Acting at it’s very finest. I’d said it then and I’ll say it now: Dude was trolling everyone. And it worked. Because Twitter killed him for not being able to kill half a domestic. Right. Like Aaron Rodgers can’t chug half a beer. Please. Dude was having some fun and letting his offensive lineman get the shine. Heady play and an unselfish one at that.

Speaking of suds--fast forward to the middle of this month. Rodgers continued his crusade as a man of the people telling the media, “I’m up for anything that’s gonna get the fans as loud as possible. Maybe slashing beer prices would be a good idea.”

Not at all heroes wear capes. Some wear a green and yellow gamer with the number 12 on the back.

That’s arguably the best quarterback in the league on arguably the most historic team openly championing for cheaper beer for the fans at Lambeau so they can get louder. Aaron Rodgers wants you drunk and wild and he wants you drunk and wild on the cheap. Freaking awesome.

Almost as awesome as showing up to Winnipeg last Thursday in head-to-toe denim.

You’ve seen the pictures. Rodgers with the thickest, manliest, handle bar stash, completely decked in denim, rolling through in his finest Canadian threads. 

When in Rome do as the Romans do. When in Canada, dress as the Canadians dress. Sure the game was played on an 80-yard field later that night—but did any of that matter after Rodgers showed up looking like he was about to put Justin Trudeau out of a gig?

So you’ve got the Game of Thrones takedown, the chugging competition, the top-20 finish at Tahoe I didn’t even mention, the lobbying for lower beer prices at Lambeau, and the Canadian tux.

Just when you think Aaron Rodgers couldn’t possibly tighten his stranglehold on the best offseason ever—he goes full cosplay with three teammates—and rolls out to the Packers Welcome Back Luncheon—dressed as the characters—from Happy Gilmore!

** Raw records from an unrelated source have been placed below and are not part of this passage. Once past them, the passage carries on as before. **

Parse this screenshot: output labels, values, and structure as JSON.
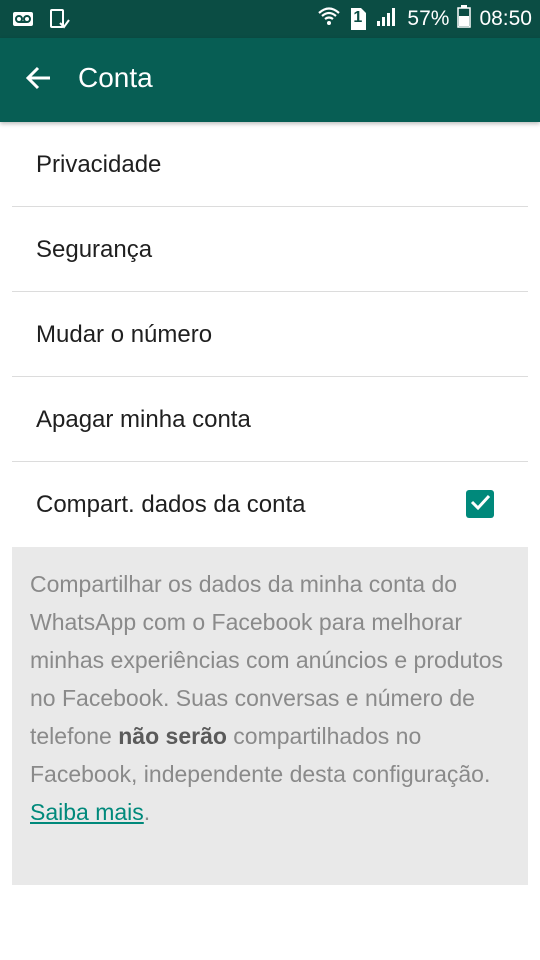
{
  "status_bar": {
    "sim_slot": "1",
    "battery": "57%",
    "time": "08:50"
  },
  "app_bar": {
    "title": "Conta"
  },
  "menu": {
    "items": [
      {
        "label": "Privacidade"
      },
      {
        "label": "Segurança"
      },
      {
        "label": "Mudar o número"
      },
      {
        "label": "Apagar minha conta"
      },
      {
        "label": "Compart. dados da conta",
        "checked": true
      }
    ]
  },
  "description": {
    "text_before": "Compartilhar os dados da minha conta do WhatsApp com o Facebook para melhorar minhas experiências com anúncios e produtos no Facebook. Suas conversas e número de telefone ",
    "bold_text": "não serão",
    "text_after": " compartilhados no Facebook, independente desta configuração. ",
    "link_text": "Saiba mais",
    "end_text": "."
  },
  "colors": {
    "status_bar": "#0b4d44",
    "app_bar": "#075e54",
    "accent": "#00897b"
  }
}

Tim Boyle as Happy Gilmore.

Deshone Kizer as Chubbs. 

Manny Wilkens as Otto the Caddy.

And freaking Aaron Rodgers as Hal the Nursing Home Orderly.

I understand a lot of you are listening on radio. But we’ve all seen the movie a hundred times. It’s the second best Sandler flick behind The Longest Yard.

Just imagine all the characters I listed and that’s exactly who these dudes looked like. And Rodgers nailed Ben Stiller’s uncredited character and had a perfect stash for the costume, too. 

Throwing it back to 1996 for a luncheon is legendary. And it just adds to the unreal offseason Rodgers is having. Go check the pics and video. They’re incredible.

And now Rodgers is only a few days away from getting to sling it in a Matt La Fleur offensive behind a bolstered o-line.

It’s a pretty damn good time to be Aaron Rodgers right now.